Although less poisonous than nerve gas and widely available, chlorine's use as a weapon is banned under the Chemical Weapons Convention that Syria signed when it joined the OPCW, an intergovernmental agency that works with the United Nations to implement the convention. If inhaled, chlorine gas turns into hydrochloric acid in the lungs and can kill by drowning victims in body fluids.

A source involved in monitoring Syria's chemical weapons for the OPCW said Damascus began using chlorine as "a weapon of terror" to gain a battlefield advantage when one of its bases in Kafr Zita was threatened with being overrun in 2014.

"The base was surrounded by opposition. The government forces wanted to depopulate the area. That's why they started using chlorine," said the source.

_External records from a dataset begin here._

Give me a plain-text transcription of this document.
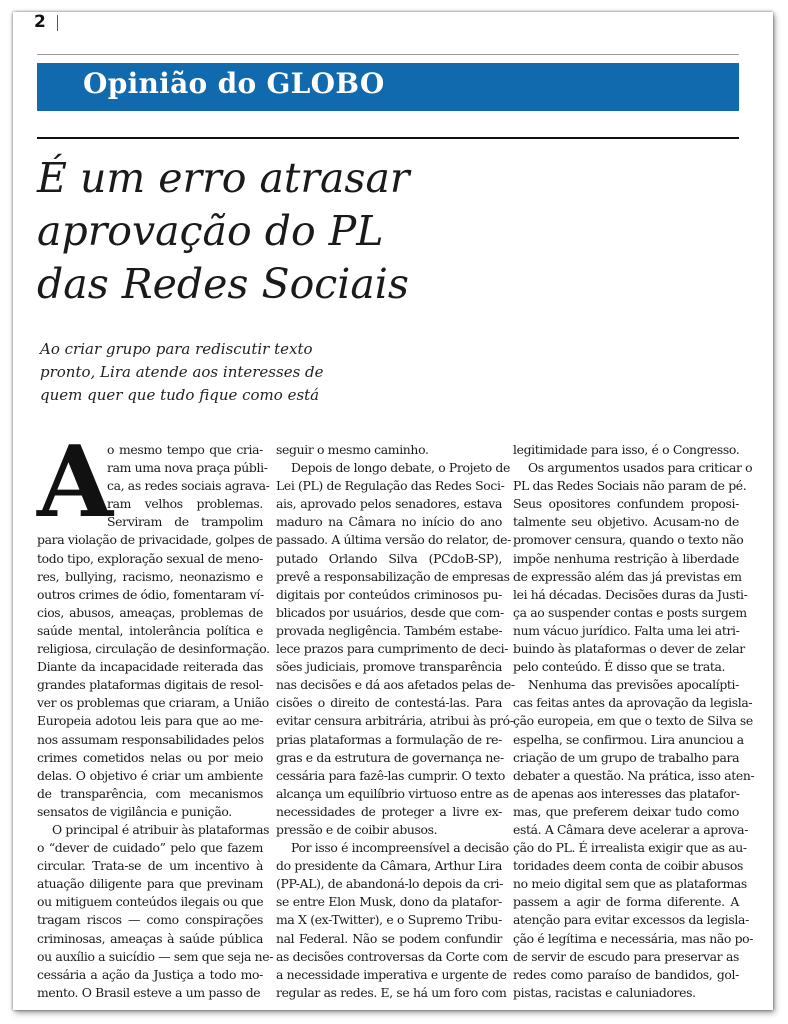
2
Opinião do GLOBO
É um erro atrasar
aprovação do PL
das Redes Sociais
Ao criar grupo para rediscutir texto
pronto, Lira atende aos interesses de
quem quer que tudo fique como está
A

o mesmo tempo que cria-
ram uma nova praça públi-
ca, as redes sociais agrava-
ram velhos problemas.
Serviram de trampolim
para violação de privacidade, golpes de
todo tipo, exploração sexual de meno-
res, bullying, racismo, neonazismo e
outros crimes de ódio, fomentaram ví-
cios, abusos, ameaças, problemas de
saúde mental, intolerância política e
religiosa, circulação de desinformação.
Diante da incapacidade reiterada das
grandes plataformas digitais de resol-
ver os problemas que criaram, a União
Europeia adotou leis para que ao me-
nos assumam responsabilidades pelos
crimes cometidos nelas ou por meio
delas. O objetivo é criar um ambiente
de transparência, com mecanismos
sensatos de vigilância e punição.

O principal é atribuir às plataformas
o “dever de cuidado” pelo que fazem
circular. Trata-se de um incentivo à
atuação diligente para que previnam
ou mitiguem conteúdos ilegais ou que
tragam riscos — como conspirações
criminosas, ameaças à saúde pública
ou auxílio a suicídio — sem que seja ne-
cessária a ação da Justiça a todo mo-
mento. O Brasil esteve a um passo de

seguir o mesmo caminho.

Depois de longo debate, o Projeto de
Lei (PL) de Regulação das Redes Soci-
ais, aprovado pelos senadores, estava
maduro na Câmara no início do ano
passado. A última versão do relator, de-
putado Orlando Silva (PCdoB-SP),
prevê a responsabilização de empresas
digitais por conteúdos criminosos pu-
blicados por usuários, desde que com-
provada negligência. Também estabe-
lece prazos para cumprimento de deci-
sões judiciais, promove transparência
nas decisões e dá aos afetados pelas de-
cisões o direito de contestá-las. Para
evitar censura arbitrária, atribui às pró-
prias plataformas a formulação de re-
gras e da estrutura de governança ne-
cessária para fazê-las cumprir. O texto
alcança um equilíbrio virtuoso entre as
necessidades de proteger a livre ex-
pressão e de coibir abusos.

Por isso é incompreensível a decisão
do presidente da Câmara, Arthur Lira
(PP-AL), de abandoná-lo depois da cri-
se entre Elon Musk, dono da platafor-
ma X (ex-Twitter), e o Supremo Tribu-
nal Federal. Não se podem confundir
as decisões controversas da Corte com
a necessidade imperativa e urgente de
regular as redes. E, se há um foro com

legitimidade para isso, é o Congresso.

Os argumentos usados para criticar o
PL das Redes Sociais não param de pé.
Seus opositores confundem proposi-
talmente seu objetivo. Acusam-no de
promover censura, quando o texto não
impõe nenhuma restrição à liberdade
de expressão além das já previstas em
lei há décadas. Decisões duras da Justi-
ça ao suspender contas e posts surgem
num vácuo jurídico. Falta uma lei atri-
buindo às plataformas o dever de zelar
pelo conteúdo. É disso que se trata.

Nenhuma das previsões apocalípti-
cas feitas antes da aprovação da legisla-
ção europeia, em que o texto de Silva se
espelha, se confirmou. Lira anunciou a
criação de um grupo de trabalho para
debater a questão. Na prática, isso aten-
de apenas aos interesses das platafor-
mas, que preferem deixar tudo como
está. A Câmara deve acelerar a aprova-
ção do PL. É irrealista exigir que as au-
toridades deem conta de coibir abusos
no meio digital sem que as plataformas
passem a agir de forma diferente. A
atenção para evitar excessos da legisla-
ção é legítima e necessária, mas não po-
de servir de escudo para preservar as
redes como paraíso de bandidos, gol-
pistas, racistas e caluniadores.
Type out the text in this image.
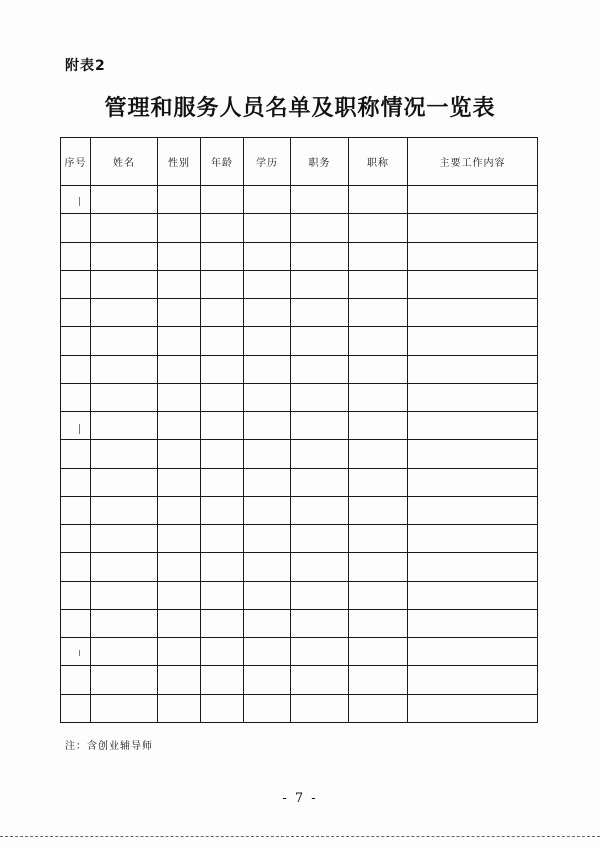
附表2
管理和服务人员名单及职称情况一览表
序号	姓名	性别	年龄	学历	职务	职称	主要工作内容

注：含创业辅导师
- 7 -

A senior official who has worked with United Nations and OPCW investigators said two helicopter squadrons dropped chlorine barrel bombs, drums filled with chlorine canisters, from two air bases. To produce such a quantity must have required technical staff and logistical support, suggesting the operation was overseen by senior commanders, the official said.

The introduction of a new type of chemical weapon came at an awkward time for the OPCW, said the source involved in studying Syria's chemical weapons for the weapons monitoring group. It was keen to remove Syria's declared stockpile and reluctant to start a probe into alleged government violations that could jeopardize Syrian cooperation. The goal of removing the stockpile, which Western governments feared could fall into the hands of Islamic State, took precedence over the chlorine attacks, the source said.

Chemical Weapons

OPCW head Uzumcu denied there had been a reluctance to investigate reports of chlorine attacks, pointing out that in 2014 he set up a fact finding mission to look into them. This mission was not tasked with assigning blame, however. It concluded that the use of chlorine was systematic and widespread.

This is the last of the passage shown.